In het proces-verbaal van verhoor van 16 mei 2001 deelde een telefoniste van het Gak, gehoord als getuige, het volgende mee:
“…Ik ben werkzaam als telefoniste bij het GAK te Arnhem. Op 19 april 2001 heb ik (verzoeker; N.o.) aan de telefoon gehad. Ik herkende hem aan zijn stem en hij noemde gewoon zijn naam. (Verzoeker; N.o.) heeft meerdere keren gebeld naar het GAK. (Verzoeker; N.o.) is bekend bij mij en mijn collega's. Hij heeft al vaker moeilijkheden veroorzaakt ter plaatse en telefonisch.
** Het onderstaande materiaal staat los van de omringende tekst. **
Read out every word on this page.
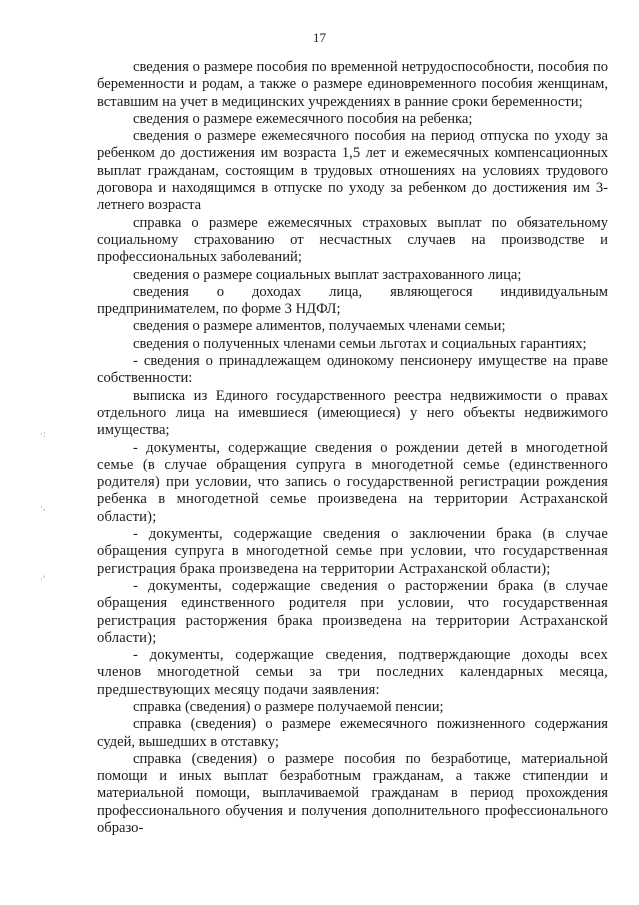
17
·:
·,
·'

сведения о размере пособия по временной нетрудоспособности, пособия по беременности и родам, а также о размере единовременного пособия женщинам, вставшим на учет в медицинских учреждениях в ранние сроки беременности;

сведения о размере ежемесячного пособия на ребенка;

сведения о размере ежемесячного пособия на период отпуска по уходу за ребенком до достижения им возраста 1,5 лет и ежемесячных компенсационных выплат гражданам, состоящим в трудовых отношениях на условиях трудового договора и находящимся в отпуске по уходу за ребенком до достижения им 3-летнего возраста

справка о размере ежемесячных страховых выплат по обязательному социальному страхованию от несчастных случаев на производстве и профессиональных заболеваний;

сведения о размере социальных выплат застрахованного лица;

сведения о доходах лица, являющегося индивидуальным предпринимателем, по форме 3 НДФЛ;

сведения о размере алиментов, получаемых членами семьи;

сведения о полученных членами семьи льготах и социальных гарантиях;

- сведения о принадлежащем одинокому пенсионеру имуществе на праве собственности:

выписка из Единого государственного реестра недвижимости о правах отдельного лица на имевшиеся (имеющиеся) у него объекты недвижимого имущества;

- документы, содержащие сведения о рождении детей в многодетной семье (в случае обращения супруга в многодетной семье (единственного родителя) при условии, что запись о государственной регистрации рождения ребенка в многодетной семье произведена на территории Астраханской области);

- документы, содержащие сведения о заключении брака (в случае обращения супруга в многодетной семье при условии, что государственная регистрация брака произведена на территории Астраханской области);

- документы, содержащие сведения о расторжении брака (в случае обращения единственного родителя при условии, что государственная регистрация расторжения брака произведена на территории Астраханской области);

- документы, содержащие сведения, подтверждающие доходы всех членов многодетной семьи за три последних календарных месяца, предшествующих месяцу подачи заявления:

справка (сведения) о размере получаемой пенсии;

справка (сведения) о размере ежемесячного пожизненного содержания судей, вышедших в отставку;

справка (сведения) о размере пособия по безработице, материальной помощи и иных выплат безработным гражданам, а также стипендии и материальной помощи, выплачиваемой гражданам в период прохождения профессионального обучения и получения дополнительного профессионального образо-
Toen hij die dag nogmaals belde verzocht hij om (de clustermanager; N.o.) aan de telefoon te krijgen. Toen ik hem vertelde dat zij hem niet te woord wilde staan, en dat hij alleen schriftelijk contact mocht zoeken hoorde ik hem zeggen: “De parkeerplaats bij jullie achter is heel groot, ik wacht haar op en rij haar dood.“ Ik moest dit aan (de clustermanager; N.o.) doorgeven. Omdat hij vaker moeilijk heeft gedaan, acht ik hem wel in staat deze dreigementen uit te voeren. Ook op de manier waarop hij praatte was het mij duidelijk dat het geen geintje was, maar serieus bedoeld. Ik vertelde (de clustermanager; N.o.) over de dreigementen en ik merkte en hoorde dat ze schrok…”
In het proces-verbaal van verhoor van 17 mei 2001 deelde verzoeker, gehoord als verdachte, onder meer het volgende mee:
“Ik heb regelmatig in de maand april 2001 telefonisch contact gehad met medewerkers van het GAK. Ik kreeg op meerdere vragen van mij geen bevredigend antwoord. Over en weer werd er wel eens wat gezegd. Ik vind het van geen belang om daarover te verklaren. Mijn contacten met het GAK gaan redelijk moeizaam. Ik ben begin mei 2001 een keer bij het GAK geweest. Het contact met de medewerkers van het GAK ging niet zoals ik het graag wilde. Ik ben niet normaal te woord gestaan en ik heb de politie gebeld vanuit het GAK gebouw met het verzoek aan hen om mee te gaan om te bemiddelen.
De politie is wel gekomen maar deed niets aan mijn problemen. Zij stonden aan de zijde van het GAK. Waarom is mij nog steeds onduidelijk. Over het conflict met het GAK wil ik niet dieper op ingaan. Het is verder niet van belang.
Nadien heb ik een brief van het GAK gekregen dat ik niet meer bij hun binnen mocht komen. De redenen weet ik nog steeds niet. Na die tijd ben ik daar niet meer geweest. Ook heb ik nadien geen telefonisch contact meer gezocht met het GAK.
(De claimbeoordelaar; N.o.) is mijn contactpersoon bij het GAK. Hij behoort netjes mijn zaak te behartigen.
Ik weet niet of ik op donderdag 19 april telefonisch contact heb gezocht met het GAK. In die periode heb ik vaker gebeld maar ik weet niet of ik die 19e april gebeld heb.
Ik heb wel een keer naar (de clustermanager; N.o.) gevraagd, die naam komt mij wel enigszins bekend voor. Ik had naar een directeur gevraagd, zij schijnt de baas te zijn van (de claimbeoordelaar; N.o.). Dit was ongeveer een jaar geleden. Ik had al eens problemen gehad met (de claimbeoordelaar; N.o.) en daarvoor wilde ik (de clustermanager; N.o.) spreken. Dit was zeker al wel een jaar geleden.
Ik heb de 19e april 2001 en op geen enkele andere datum (de clustermanager; N.o.) telefonisch bedreigd. U houdt mij voor dat ik gezegd zou hebben: “De parkeerplaats bij jullie achter is groot, ik wacht haar op en rij haar dood. Geef dit maar door aan haar”.
Dit is absoluut niet waar, ik ken (de clustermanager; N.o.) amper. Ik vind het heel erg dat dit allemaal gezegd wordt.
Ik wens hiervoor aangifte te doen. Als ik het gedaan zou hebben had ik er wel spijt van en zou ik het wel bekend hebben.”